Hasta alcanzar la notoriedad actual, Gwen tuvo tiempo de asistir a la Universidad del Estado de California, estudios que simultaneó con trabajos muy alejados de su verdadera vocación: la música. Pero los bolsillos tiritaban y no quedaba otra que aceptar cualquier trabajo para poder vivir. Así fregó pisos en el Dairy Queen, y trabajó en una tienda departamental durante una larga temporada.

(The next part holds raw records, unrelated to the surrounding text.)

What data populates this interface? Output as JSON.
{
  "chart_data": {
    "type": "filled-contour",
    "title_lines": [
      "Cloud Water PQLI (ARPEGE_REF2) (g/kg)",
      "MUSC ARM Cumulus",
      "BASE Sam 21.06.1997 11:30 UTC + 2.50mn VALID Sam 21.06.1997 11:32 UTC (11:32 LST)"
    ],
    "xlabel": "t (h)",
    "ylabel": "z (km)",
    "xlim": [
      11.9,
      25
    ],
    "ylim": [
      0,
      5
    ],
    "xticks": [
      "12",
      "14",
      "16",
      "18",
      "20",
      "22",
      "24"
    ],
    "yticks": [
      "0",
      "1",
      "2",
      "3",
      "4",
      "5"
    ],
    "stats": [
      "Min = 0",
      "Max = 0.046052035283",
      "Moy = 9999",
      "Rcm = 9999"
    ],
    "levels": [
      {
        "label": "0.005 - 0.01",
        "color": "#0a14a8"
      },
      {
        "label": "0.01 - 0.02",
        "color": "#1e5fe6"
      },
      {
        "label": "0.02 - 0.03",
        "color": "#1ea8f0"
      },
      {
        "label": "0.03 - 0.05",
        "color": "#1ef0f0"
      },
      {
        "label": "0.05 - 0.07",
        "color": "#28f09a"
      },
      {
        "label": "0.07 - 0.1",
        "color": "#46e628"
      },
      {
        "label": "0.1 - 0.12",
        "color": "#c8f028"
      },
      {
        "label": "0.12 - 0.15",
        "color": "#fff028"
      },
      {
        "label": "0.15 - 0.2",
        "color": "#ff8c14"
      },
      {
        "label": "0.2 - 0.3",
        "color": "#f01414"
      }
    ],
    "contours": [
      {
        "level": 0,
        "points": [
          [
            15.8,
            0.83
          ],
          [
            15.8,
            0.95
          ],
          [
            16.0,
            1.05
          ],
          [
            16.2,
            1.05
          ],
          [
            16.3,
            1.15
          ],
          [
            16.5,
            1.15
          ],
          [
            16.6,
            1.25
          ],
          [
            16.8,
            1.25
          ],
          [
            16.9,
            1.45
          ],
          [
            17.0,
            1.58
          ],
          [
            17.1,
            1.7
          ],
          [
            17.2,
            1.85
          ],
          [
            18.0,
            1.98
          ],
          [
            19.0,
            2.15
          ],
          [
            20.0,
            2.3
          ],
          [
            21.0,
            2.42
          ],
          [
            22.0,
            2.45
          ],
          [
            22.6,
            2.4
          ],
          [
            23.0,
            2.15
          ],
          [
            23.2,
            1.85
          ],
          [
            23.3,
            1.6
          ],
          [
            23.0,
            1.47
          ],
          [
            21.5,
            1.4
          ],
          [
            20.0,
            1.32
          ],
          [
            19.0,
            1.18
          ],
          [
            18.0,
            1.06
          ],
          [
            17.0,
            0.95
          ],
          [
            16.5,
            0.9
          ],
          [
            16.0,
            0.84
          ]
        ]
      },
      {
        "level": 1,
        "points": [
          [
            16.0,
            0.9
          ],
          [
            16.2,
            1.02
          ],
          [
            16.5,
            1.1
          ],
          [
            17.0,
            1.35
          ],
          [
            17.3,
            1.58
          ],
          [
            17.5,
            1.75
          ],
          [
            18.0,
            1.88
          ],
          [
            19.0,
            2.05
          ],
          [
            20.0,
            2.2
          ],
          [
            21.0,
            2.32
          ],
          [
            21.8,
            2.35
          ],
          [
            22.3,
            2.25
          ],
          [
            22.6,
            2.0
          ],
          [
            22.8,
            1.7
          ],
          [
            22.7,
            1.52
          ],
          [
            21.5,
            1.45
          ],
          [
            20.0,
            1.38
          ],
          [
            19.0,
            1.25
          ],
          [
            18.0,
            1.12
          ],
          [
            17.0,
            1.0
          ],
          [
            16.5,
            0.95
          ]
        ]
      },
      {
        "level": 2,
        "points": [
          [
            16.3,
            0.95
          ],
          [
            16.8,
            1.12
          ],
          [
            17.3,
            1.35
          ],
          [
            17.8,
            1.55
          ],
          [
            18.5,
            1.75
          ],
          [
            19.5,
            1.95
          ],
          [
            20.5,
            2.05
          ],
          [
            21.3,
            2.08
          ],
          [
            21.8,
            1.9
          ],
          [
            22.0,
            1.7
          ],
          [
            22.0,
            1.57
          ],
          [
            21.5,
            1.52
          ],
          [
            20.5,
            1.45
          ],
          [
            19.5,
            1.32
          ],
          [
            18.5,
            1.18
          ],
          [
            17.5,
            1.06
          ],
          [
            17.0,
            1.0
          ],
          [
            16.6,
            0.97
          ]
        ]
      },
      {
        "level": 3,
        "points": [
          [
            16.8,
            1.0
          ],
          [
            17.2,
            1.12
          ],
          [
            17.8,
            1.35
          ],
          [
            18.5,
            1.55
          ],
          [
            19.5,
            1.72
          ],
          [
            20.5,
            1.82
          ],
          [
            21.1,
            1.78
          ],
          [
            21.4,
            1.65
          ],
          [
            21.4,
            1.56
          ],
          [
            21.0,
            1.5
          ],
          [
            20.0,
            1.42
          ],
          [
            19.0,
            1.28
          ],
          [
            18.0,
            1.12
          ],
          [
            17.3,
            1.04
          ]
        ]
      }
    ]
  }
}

Gwen creció escuchando música ska mientras todas sus compañeras se volvían locas por los típicos cantantes de la época. No era difícil imaginar, que la música para ella no se limitaba a ser un pasatiempo: era algo instintivo, pasional, el centro gravitatorio de una adolescente que soñaba con subir a un escenario.

A los 17 años, en la plenitud de su primer amor, descubrió la necesidad de plasmar en canciones todos los sentimientos que le embargaban. Empezó a componer sus primeras melodías y a escribir sus primeras letras y junto a su hermano Eric, decide formar un grupo al que llaman No Doubt. Es la génesis de la historia en el mundo de la música de Gwen Stefani. Un par de años después, tras varias incorporaciones y bajas en el grupo, el éxito con el lanzamiento de Tragic Kingdom: Veinticinco millones de copias vendidas en todo el mundo, lo dice todo.